The European Commission has released new data showing how many carbon offsets have been used in its Emissions Trading System. Here are some quick notes on what's hidden away in those figures:
* 137 million in offsets were used in the EU ETS in 2010. This includes 117 million CERs (credits from the Clean Development Mechanism), compared to 78 million tonnes in 2009.
* 20 million ERUs (credits from Joint Implementation) were used, compared with 3.2 million in 2009 (a 625% rise).
* The majority of international offsets were used by companies in the power sector: 83.6 million, a little over 60 per cent of the total. Cement, lime and glass used 13 million offset credits, and oil and gas used 12.8 million credits.
* German companies were the largest users of offset credits, handing in 37.6 million tonnes, followed by Spain and Poland (15.7 million tonnes).
* A total of 277.28 million offsets have been used in the ETS phase 2 (from 2008) so far. The top 20 installations using these credits accoung for 59.33 million of these (around 20 per cent of the total).
* The 2010 data are not disaggregated from previous years – but it seems, on initial examination, that HC Energia (Gijon, Spain, ref: ES033301000215) with 3.3 million CERs and US Steel Kosice (Slovakia) with 2.2 million surrendered CERs surrendered in 2010 are the installations that have used the most offset credits this year.
* Overall in phase 2 of the EU ETS, the largest number of CDM offset credits have been surrendered by Elektrownia Belchatow, the largest single polluter covered by the scheme. Its verified emissions were 29.66 MtCO2e in 2010. Most of these were accounted for by free permits: the plant received an allocation of 26.93 million EUAs (European Allowance Units) in 2010. As a result, it had to buy at least 2.72 million permits. In the event, however, it surrendered 4.09 million CERs (CDM credits) in 2010.1
* Glocke Salzgitter (a German steel plant) is an even clearer case of using cheap offsets to delay action to reduce emissions at source. In 2010, it had the fifth largest surplus of permits in the EU ETS (5.26 million in 2010, yielding around €62 million in windfall profits2). In other words, the scheme places no real obligations on the plant in the first place. Yet it saw fit to hand in 1.5 million offset permits (and over 400,000 ERUs.3 in 2010. This appears to be part of a strategy to stockpile surplus permits to delay emissions reductions further into the future. The majority of the CERs used by the company come from HFC projects in China.

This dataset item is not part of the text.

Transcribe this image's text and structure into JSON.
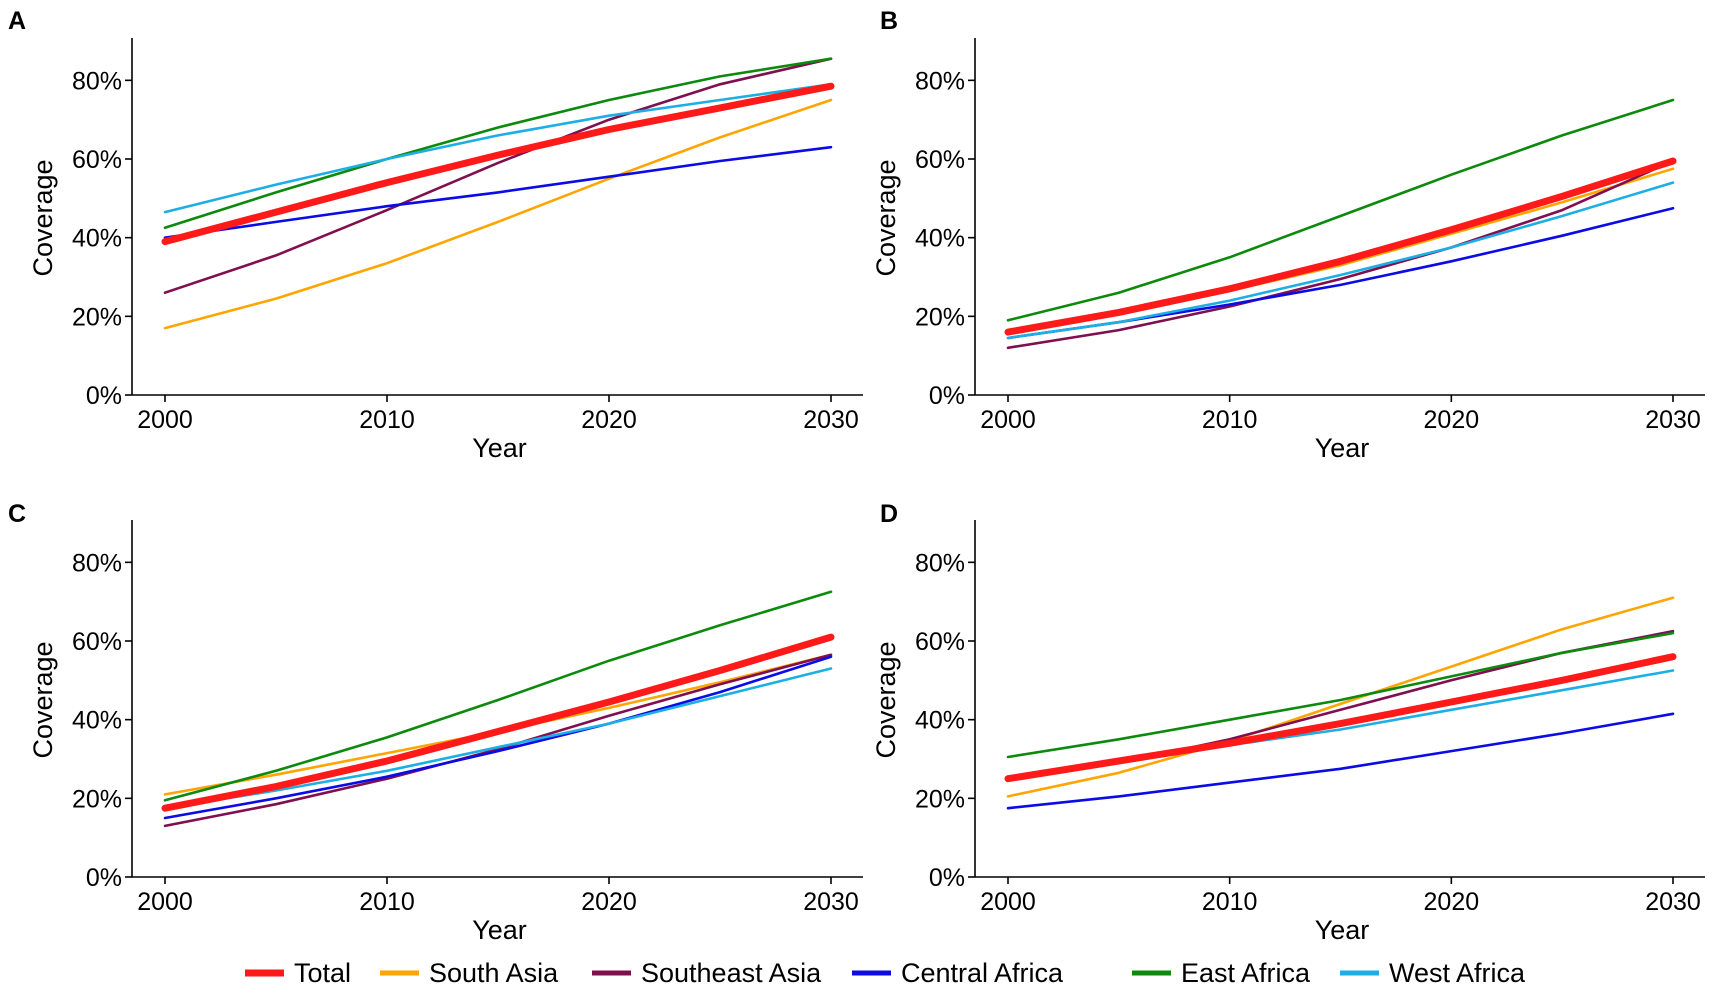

* The largest number of ERUs from Joint Implementation were handed in by S.C. Electrocentrale DEVA S.A of Romania (1.7 million), the country's fourth largest polluter. It had not previously handed over any ERUs. This use of such a large volume of offsets is particularly notable, given that the company already had a surplus of 1.99 million permits in 2010 (it had an allocation of 3.6 million permits, and its “verified” emissions required it to surrender just over 1.7 million of these).

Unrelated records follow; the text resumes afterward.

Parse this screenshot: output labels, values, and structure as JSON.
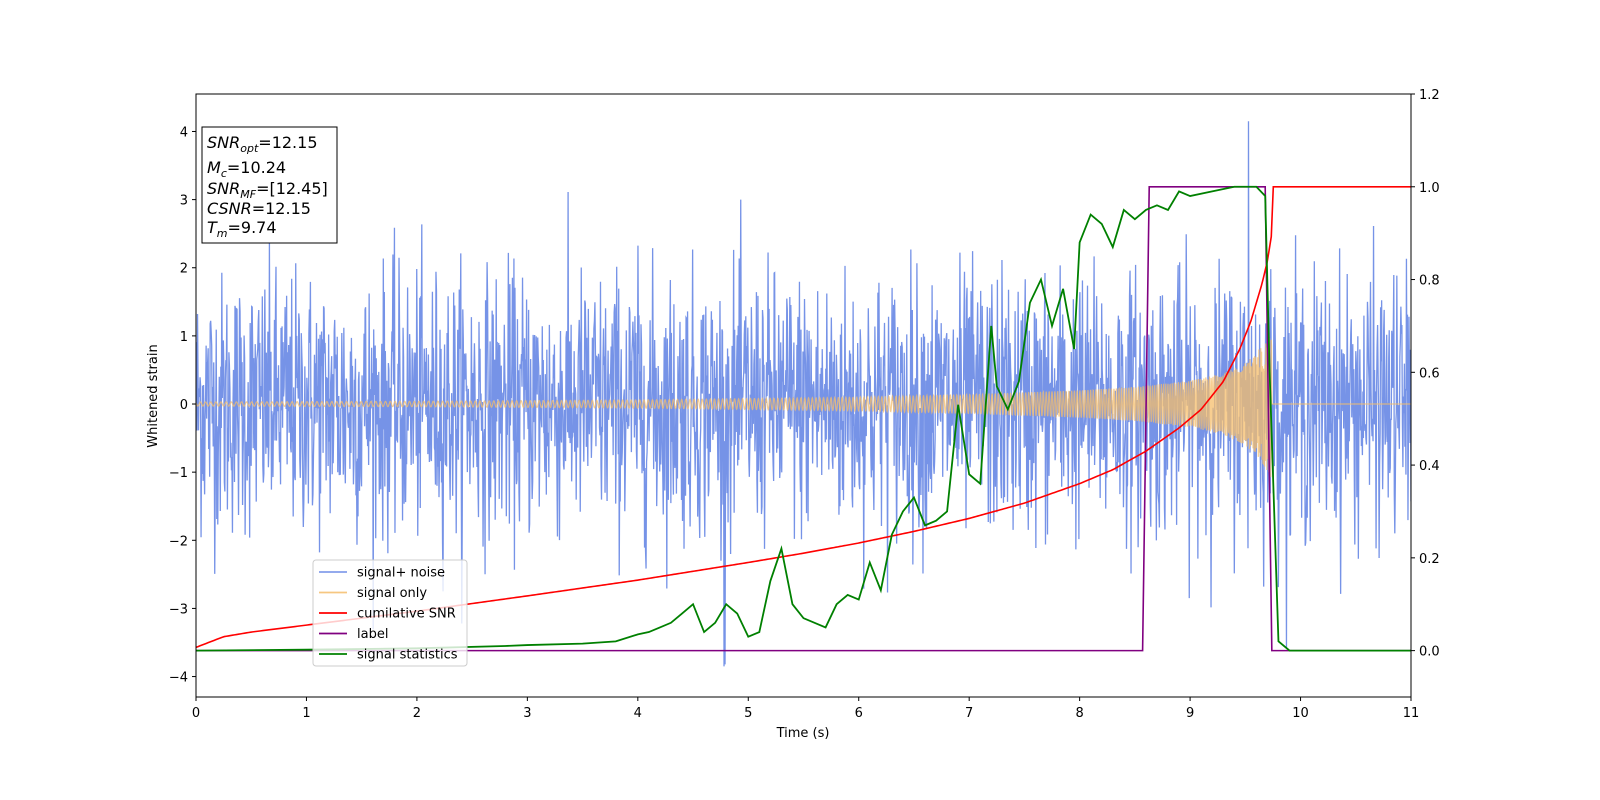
{
  "chart_data": {
    "type": "line",
    "xlabel": "Time (s)",
    "ylabel": "Whitened strain",
    "xlim": [
      0,
      11
    ],
    "ylim_left": [
      -4.3,
      4.55
    ],
    "ylim_right": [
      -0.1,
      1.2
    ],
    "xticks": [
      0,
      1,
      2,
      3,
      4,
      5,
      6,
      7,
      8,
      9,
      10,
      11
    ],
    "yticks_left": [
      -4,
      -3,
      -2,
      -1,
      0,
      1,
      2,
      3,
      4
    ],
    "yticks_right": [
      "0.0",
      "0.2",
      "0.4",
      "0.6",
      "0.8",
      "1.0",
      "1.2"
    ],
    "grid": false,
    "legend_position": "lower-left",
    "series": [
      {
        "name": "signal+ noise",
        "axis": "left",
        "color": "#6f8de6",
        "description_values": {
          "noise_sigma": 1.0,
          "t_min": 0,
          "t_max": 11,
          "max_peak": 4.15,
          "max_peak_time": 9.53,
          "min_peak": -3.85,
          "min_peak_time": 4.78
        }
      },
      {
        "name": "signal only",
        "axis": "left",
        "color": "#f5bd6b",
        "envelope": [
          [
            0,
            0.03
          ],
          [
            2,
            0.04
          ],
          [
            4,
            0.06
          ],
          [
            6,
            0.1
          ],
          [
            7,
            0.14
          ],
          [
            8,
            0.2
          ],
          [
            8.5,
            0.25
          ],
          [
            9,
            0.34
          ],
          [
            9.3,
            0.45
          ],
          [
            9.5,
            0.6
          ],
          [
            9.65,
            0.85
          ],
          [
            9.74,
            1.1
          ],
          [
            9.76,
            0.0
          ],
          [
            11,
            0.0
          ]
        ],
        "merger_time": 9.74
      },
      {
        "name": "cumilative SNR",
        "axis": "right",
        "color": "#ff0000",
        "x": [
          0,
          0.25,
          0.5,
          1,
          2,
          3,
          4,
          5,
          5.5,
          6,
          6.5,
          7,
          7.5,
          8,
          8.3,
          8.6,
          8.9,
          9.1,
          9.3,
          9.45,
          9.55,
          9.65,
          9.7,
          9.74,
          9.75,
          11
        ],
        "y": [
          0.007,
          0.03,
          0.04,
          0.055,
          0.085,
          0.118,
          0.152,
          0.19,
          0.21,
          0.232,
          0.257,
          0.285,
          0.318,
          0.36,
          0.39,
          0.43,
          0.48,
          0.52,
          0.58,
          0.65,
          0.71,
          0.79,
          0.84,
          0.9,
          1.0,
          1.0
        ]
      },
      {
        "name": "label",
        "axis": "right",
        "color": "#800080",
        "x": [
          0,
          8.57,
          8.63,
          9.68,
          9.74,
          11
        ],
        "y": [
          0.0,
          0.0,
          1.0,
          1.0,
          0.0,
          0.0
        ]
      },
      {
        "name": "signal statistics",
        "axis": "right",
        "color": "#008000",
        "x": [
          0,
          1,
          2,
          2.8,
          3.0,
          3.5,
          3.8,
          4.0,
          4.1,
          4.2,
          4.3,
          4.4,
          4.5,
          4.6,
          4.7,
          4.8,
          4.9,
          5.0,
          5.1,
          5.2,
          5.3,
          5.4,
          5.5,
          5.6,
          5.7,
          5.8,
          5.9,
          6.0,
          6.1,
          6.2,
          6.3,
          6.4,
          6.5,
          6.6,
          6.7,
          6.8,
          6.9,
          7.0,
          7.1,
          7.2,
          7.25,
          7.35,
          7.45,
          7.55,
          7.65,
          7.75,
          7.85,
          7.95,
          8.0,
          8.1,
          8.2,
          8.3,
          8.4,
          8.5,
          8.6,
          8.7,
          8.8,
          8.9,
          9.0,
          9.2,
          9.4,
          9.6,
          9.68,
          9.72,
          9.8,
          9.9,
          10.0,
          11.0
        ],
        "y": [
          0.0,
          0.002,
          0.005,
          0.01,
          0.012,
          0.015,
          0.02,
          0.035,
          0.04,
          0.05,
          0.06,
          0.08,
          0.1,
          0.04,
          0.06,
          0.1,
          0.08,
          0.03,
          0.04,
          0.15,
          0.22,
          0.1,
          0.07,
          0.06,
          0.05,
          0.1,
          0.12,
          0.11,
          0.19,
          0.13,
          0.25,
          0.3,
          0.33,
          0.27,
          0.28,
          0.3,
          0.53,
          0.38,
          0.36,
          0.7,
          0.57,
          0.52,
          0.58,
          0.75,
          0.8,
          0.7,
          0.78,
          0.65,
          0.88,
          0.94,
          0.92,
          0.87,
          0.95,
          0.93,
          0.95,
          0.96,
          0.95,
          0.99,
          0.98,
          0.99,
          1.0,
          1.0,
          0.98,
          0.6,
          0.02,
          0.0,
          0.0,
          0.0
        ]
      }
    ]
  },
  "stats_box": {
    "snr_opt_label": "SNR",
    "snr_opt_sub": "opt",
    "snr_opt_value": "=12.15",
    "mc_label": "M",
    "mc_sub": "c",
    "mc_value": "=10.24",
    "snr_mf_label": "SNR",
    "snr_mf_sub": "MF",
    "snr_mf_value": "=[12.45]",
    "csnr_label": "CSNR",
    "csnr_value": "=12.15",
    "tm_label": "T",
    "tm_sub": "m",
    "tm_value": "=9.74"
  }
}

* It is likely that (as in 2009) the Swedish energy company Vattenfall was the largest user of offset credits. The majority of the credits that it has surrendered come to date from HFC projects in China (these are industrial gas projects that EU Climate Action Commissioner Connie Hedegaard admits have a "total lack of environmental integrity". The EU will no longer accept these credits from April 2013, and there is some evidence that companies are starting to "dump" their holdings of these worthless credits before that deadline).
NOTES
1The EU offsets data released on 2 May 2011 is cumulative for the 2008-2010 period. In the case of Elektrownia Belchatow, it shows that 7.45 million CERs have been handed in (“surrendered”) to date, with 365,000 CERs handed over in 2008, and a further 3 million in 2009.
2This figure assumes a €13 per ton price of carbon permits (EUAs), and incorporates a 10 per cent downward adjustment to take account of permit transfers relating to waste gases.
3ERUs are credits issued by the Joint Implementation scheme, which is a counterpart to the CDM that operates within countries that have Kyoto Protocol targets.